Of course, even this issue doesn’t quite address the post, which is about whether a man can receive a revelation during a medical exam to the effect that he is not, in fact, naked or being fingered, however he might “feel.”
Ben ~ My point is that when it comes to Mormonism you are going to have a hard time convincing someone their feelings are trumped by ‘numbers’. Heck, how many of us have maintained a testimony in the face of contrary evidence (DNA, horses in the BOM, etc)?
With all due respect, this was kind of my point—although I am willing to say that using feelings to trump hard data is bad. It strikes me as problematic that Mormons reach so readily for what they “feel” (which is highly subjective) instead of being willing to reason through what can be empirically observed.
When people say things like “I don’t feel unequal,” it leaves me shaking my head both because equality isn’t about what you feel, and because it’s thought-stopping rhetoric of sorts that shuts down the conversation. After all, all I can really say to someone who has played the “feeling equal” card is that I feel tremendously unequal when I attend an LDS church, and then we’re locked into a variation of the dreaded testimony head-butt.
(And yes, Naismith, feminists sometimes discuss their hurt feelings—but those feelings are usually reactions to empirically observed inequality. The defenders of the status quo under discussion are doing the opposite, starting with good feelings and then using those to insist that things are empirically equal. It’s cart before horse.)

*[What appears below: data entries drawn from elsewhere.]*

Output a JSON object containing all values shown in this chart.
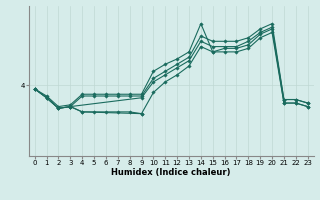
{
  "title": "",
  "xlabel": "Humidex (Indice chaleur)",
  "ylabel": "",
  "bg_color": "#d6ecea",
  "line_color": "#1a6b5e",
  "grid_color": "#c0d8d4",
  "xlim": [
    -0.5,
    23.5
  ],
  "ylim": [
    0,
    8.5
  ],
  "series": {
    "line1_x": [
      0,
      1,
      2,
      3,
      4,
      5,
      6,
      7,
      8,
      9,
      10,
      11,
      12,
      13,
      14,
      15,
      16,
      17,
      18,
      19,
      20,
      21,
      22,
      23
    ],
    "line1_y": [
      3.8,
      3.4,
      2.8,
      2.9,
      3.5,
      3.5,
      3.5,
      3.5,
      3.5,
      3.5,
      4.8,
      5.2,
      5.5,
      5.9,
      7.5,
      5.9,
      6.1,
      6.1,
      6.3,
      6.9,
      7.2,
      3.2,
      3.2,
      3.0
    ],
    "line2_x": [
      0,
      1,
      2,
      3,
      4,
      5,
      6,
      7,
      8,
      9,
      10,
      11,
      12,
      13,
      14,
      15,
      16,
      17,
      18,
      19,
      20,
      21,
      22,
      23
    ],
    "line2_y": [
      3.8,
      3.3,
      2.7,
      2.8,
      3.4,
      3.4,
      3.4,
      3.4,
      3.4,
      3.4,
      4.4,
      4.8,
      5.2,
      5.6,
      6.8,
      6.5,
      6.5,
      6.5,
      6.7,
      7.2,
      7.5,
      3.2,
      3.2,
      3.0
    ],
    "line3_x": [
      0,
      1,
      2,
      3,
      9,
      10,
      11,
      12,
      13,
      14,
      15,
      16,
      17,
      18,
      19,
      20,
      21,
      22,
      23
    ],
    "line3_y": [
      3.8,
      3.3,
      2.7,
      2.8,
      3.3,
      4.2,
      4.6,
      5.0,
      5.4,
      6.5,
      6.2,
      6.2,
      6.2,
      6.5,
      7.0,
      7.3,
      3.0,
      3.0,
      2.8
    ],
    "line4_x": [
      3,
      4,
      5,
      6,
      7,
      8,
      9
    ],
    "line4_y": [
      2.8,
      2.5,
      2.5,
      2.5,
      2.5,
      2.5,
      2.4
    ],
    "line5_x": [
      0,
      1,
      2,
      3,
      4,
      9,
      10,
      11,
      12,
      13,
      14,
      15,
      16,
      17,
      18,
      19,
      20,
      21,
      22,
      23
    ],
    "line5_y": [
      3.8,
      3.3,
      2.7,
      2.8,
      2.5,
      2.4,
      3.6,
      4.2,
      4.6,
      5.1,
      6.2,
      5.9,
      5.9,
      5.9,
      6.1,
      6.7,
      7.0,
      3.0,
      3.0,
      2.8
    ]
  },
  "ytick_labels": [
    "4"
  ],
  "ytick_positions": [
    4
  ],
  "xtick_labels": [
    "0",
    "1",
    "2",
    "3",
    "4",
    "5",
    "6",
    "7",
    "8",
    "9",
    "10",
    "11",
    "12",
    "13",
    "14",
    "15",
    "16",
    "17",
    "18",
    "19",
    "20",
    "21",
    "22",
    "23"
  ],
  "xtick_positions": [
    0,
    1,
    2,
    3,
    4,
    5,
    6,
    7,
    8,
    9,
    10,
    11,
    12,
    13,
    14,
    15,
    16,
    17,
    18,
    19,
    20,
    21,
    22,
    23
  ],
  "marker": "D",
  "markersize": 1.8,
  "linewidth": 0.8,
  "xlabel_fontsize": 6,
  "tick_fontsize": 5
}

I’m sorry if my frustration comes across as condescending; if that’s the case, I really don’t know how to make it sound not-condescending. I hope the post I linked to shows that I’ve sincerely agonized about how best to respond to Latter-day Saints who play their feelings as truth. That said, I’ve been getting condescended to all over Facebook from LDS defenders of the status quo for the past two weeks. I’ve been repeatedly told that my position is “stupid” and “a joke,” that I’m an “outsider” who doesn’t understand the principles of the gospel, and that I’m not willing to listen to others, whereas probably the worst thing I’ve said to anyone is that their argument isn’t rooted in logic. So I really don’t think that’s some kind of problem with feminism.